De telles suggestions pourraient susciter des réponses comme celle-ci : Un instant! C’est le travail de l’administration! Les intervenants scolaires sont censés rester à leur place! C’est vrai. Mais si la sécurité en milieu scolaire est la force qui anime les suggestions faites à l’administration scolaire, les intervenants ne font pas le travail des administrateurs à leur place. Ils se bornent à suggérer : « Et si on faisait cela? » et à aider l’administration à éviter des situations potentiellement épineuses.
S’attendre à ce que les gens posent les bons gestes
En plus de s’attendre à ce que le personnel, les parents et les élèves se comportent de manière civilisée, il faut aussi veiller à ce qu’ils posent les bons gestes. Du point de vue du sens commun, quand un incident violent survient, qu’un élève est victime d’intimidation ou qu’une personne détruit des biens scolaires, il faut qu’il y ait des conséquences. Souvent, quand aucune sanction n’est annoncée, on a tendance à se croiser les bras et à rejeter le blâme soit sur les parents, soit, le plus souvent, sur l’administration. Cette situation est problématique à plus d’un titre pour les établissements qui cherchent à assurer la sécurité de leur communauté. Premièrement, l’absence de réaction ou une réaction molle renforce le comportement indésirable. Deuxièmement, dans notre société portée de plus en plus aux litiges, l’établissement peut être tenu à juste titre d’intervenir conformément à une norme législative. Par exemple, plusieurs provinces ont adopté une loi sur la sécurité scolaire qui oblige l’administration à réagir aux cas de violence et d’intimidation. L’omission d’agir peut mettre le personnel dans l’eau chaude face au conseil scolaire ou à l’organisme provincial de réglementation de la profession (l’Ordre des enseignantes et des enseignants de l’Ontario, par exemple). On n’est plus à l’époque où on pouvait balayer les problèmes sous le tapis. Les enseignants sont tenus de respecter une norme de conduite stricte, sous peine de sanctions prévues dans les politiques et les lois en vigueur.
Respect, discipline, compassion, civilité, harmonie et unité
La sécurité en milieu scolaire n’est pas nécessairement une mission terrifiante qui exige un effort massif.
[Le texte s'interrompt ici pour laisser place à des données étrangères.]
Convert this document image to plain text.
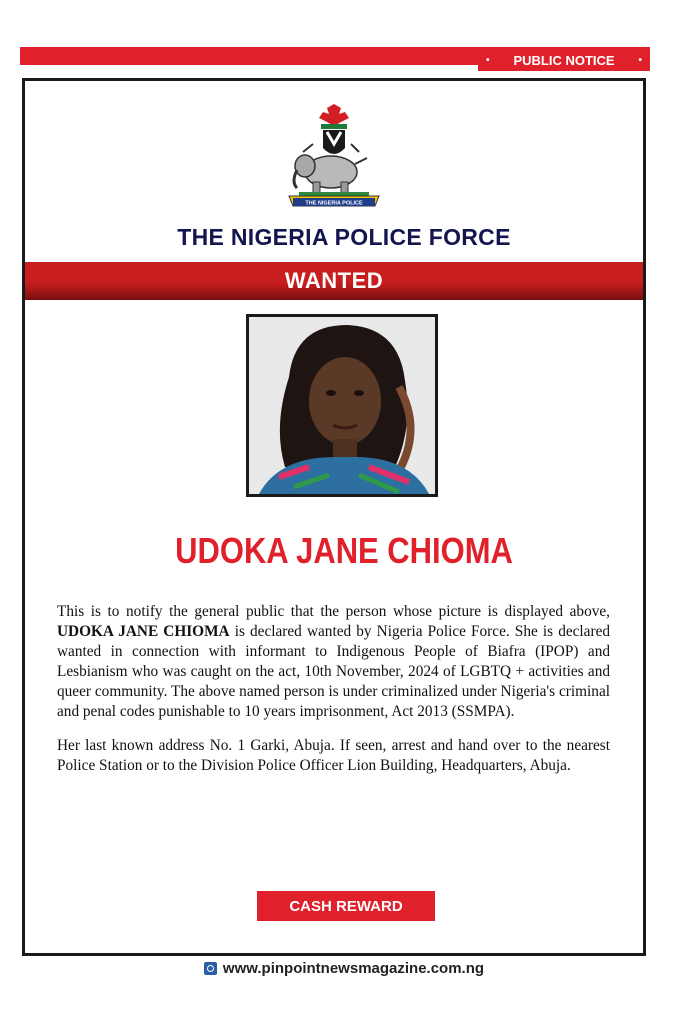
• PUBLIC NOTICE •
THE NIGERIA POLICE
THE NIGERIA POLICE FORCE
WANTED
UDOKA JANE CHIOMA

This is to notify the general public that the person whose picture is displayed above, UDOKA JANE CHIOMA is declared wanted by Nigeria Police Force. She is declared wanted in connection with informant to Indigenous People of Biafra (IPOP) and Lesbianism who was caught on the act, 10th November, 2024 of LGBTQ + activities and queer community. The above named person is under criminalized under Nigeria's criminal and penal codes punishable to 10 years imprisonment, Act 2013 (SSMPA).

Her last known address No. 1 Garki, Abuja. If seen, arrest and hand over to the nearest Police Station or to the Division Police Officer Lion Building, Headquarters, Abuja.

CASH REWARD
www.pinpointnewsmagazine.com.ng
Cet enjeu peut se traiter de plusieurs façons : en classe, avec un niveau approprié de respect et de discipline; dans le bureau des intervenants, avec compassion et civilité; à l’échelon administratif, en gardant à l’esprit la dignité de chaque élève tout en veillant à doter l’école des ressources dont elle a besoin pour faciliter l’apprentissage. Autrement dit, l’école sûre insiste sur la cohésion et fait tout en son pouvoir pour veiller à ce que l’harmonie soit la norme et l’unité, l’objectif perpétuel.